The film’s best sequence harks back to Season 1—a car conversation between Velcoro and a vape-puffing Bezzerides. He asks her why she’s obsessed with knives, and she tells him.“Could you do this job if everyone you encounter could physically overpower you?” she asks. “I mean, forget police work. No man could walk around like that without going nuts. I’d still wear ’em if I wasn’t on the job. Fundamental difference between the sexes is that one of them can kill the other with their bare hands. Man of any size lays hands on me, he’s going to bleed out in under a minute.”
Bezzerides is, of course, the biggest swingin’ dick on this show, and its most compelling—and uncompromised—character. She even sees through Velcoro’s bullshit, asking him whether he’s corrupt.
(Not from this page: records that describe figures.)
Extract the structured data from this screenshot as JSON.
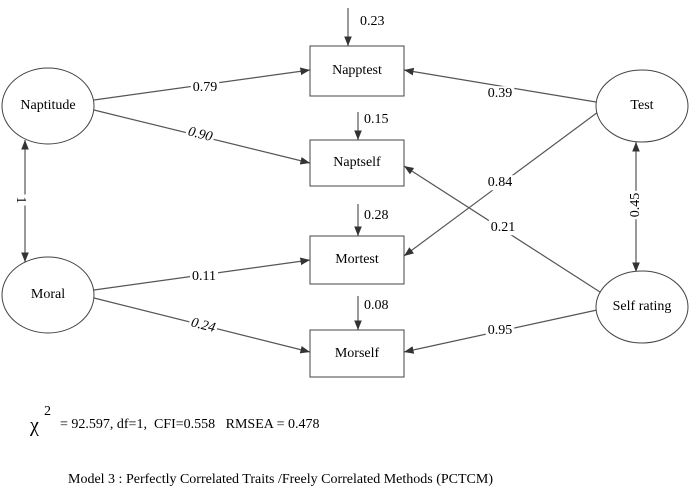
{
  "nodes": [
    {
      "label": "Naptitude"
    },
    {
      "label": "Moral"
    },
    {
      "label": "Test"
    },
    {
      "label": "Self rating"
    },
    {
      "label": "Napptest"
    },
    {
      "label": "Naptself"
    },
    {
      "label": "Mortest"
    },
    {
      "label": "Morself"
    }
  ],
  "edges": [
    {
      "label": "0.79"
    },
    {
      "label": "0.90"
    },
    {
      "label": "0.39"
    },
    {
      "label": "0.84"
    },
    {
      "label": "0.21"
    },
    {
      "label": "0.95"
    },
    {
      "label": "0.11"
    },
    {
      "label": "0.24"
    },
    {
      "label": "1"
    },
    {
      "label": "0.45"
    }
  ],
  "errors": [
    {
      "label": "0.23"
    },
    {
      "label": "0.15"
    },
    {
      "label": "0.28"
    },
    {
      "label": "0.08"
    }
  ],
  "fit": {
    "symbol": "χ",
    "superscript": "2",
    "text": "= 92.597, df=1,  CFI=0.558   RMSEA = 0.478"
  },
  "caption": "Model 3 : Perfectly Correlated Traits /Freely Correlated Methods (PCTCM)"
}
Which brings us to Velcoro, whose life is in shambles. He’s got Bezzerides and Woodrugh investigating him, is about to lose custody of his kid over that whole brass knuckles incident, and is still in Semyon’s pocket for giving him the ID of the man who raped his wife (Velcoro later killed the rapist and disposed of the body). Semyon proves to be a better detective than the trio, acquiring the address of Casper’s Hollywood sex pad from a prostitute via his pimp-acquaintance and forking it over to Velcoro.Velcoro checks it out and it looks like Linda Fiorentino’s F-pad in Jade, replete with animal carcasses lining the walls, a sex swing, and a secret room used to videotape and audio-record all of Casper’s dirty dealings. We then see the Cadillac that transported Casper’s body parked outside, and a man with a stuffed bird mask—the same one seen in the car—sneaks in and shoots Velcoro twice with a shotgun at point-blank range.
It’s a fun cliffhanger, to be sure, though anyone who’s seen so much as the trailer to True Detective Season 2 knows the mustachioed fella has plenty of scenes that have yet to hit the air, and this ain’t Game of Thrones.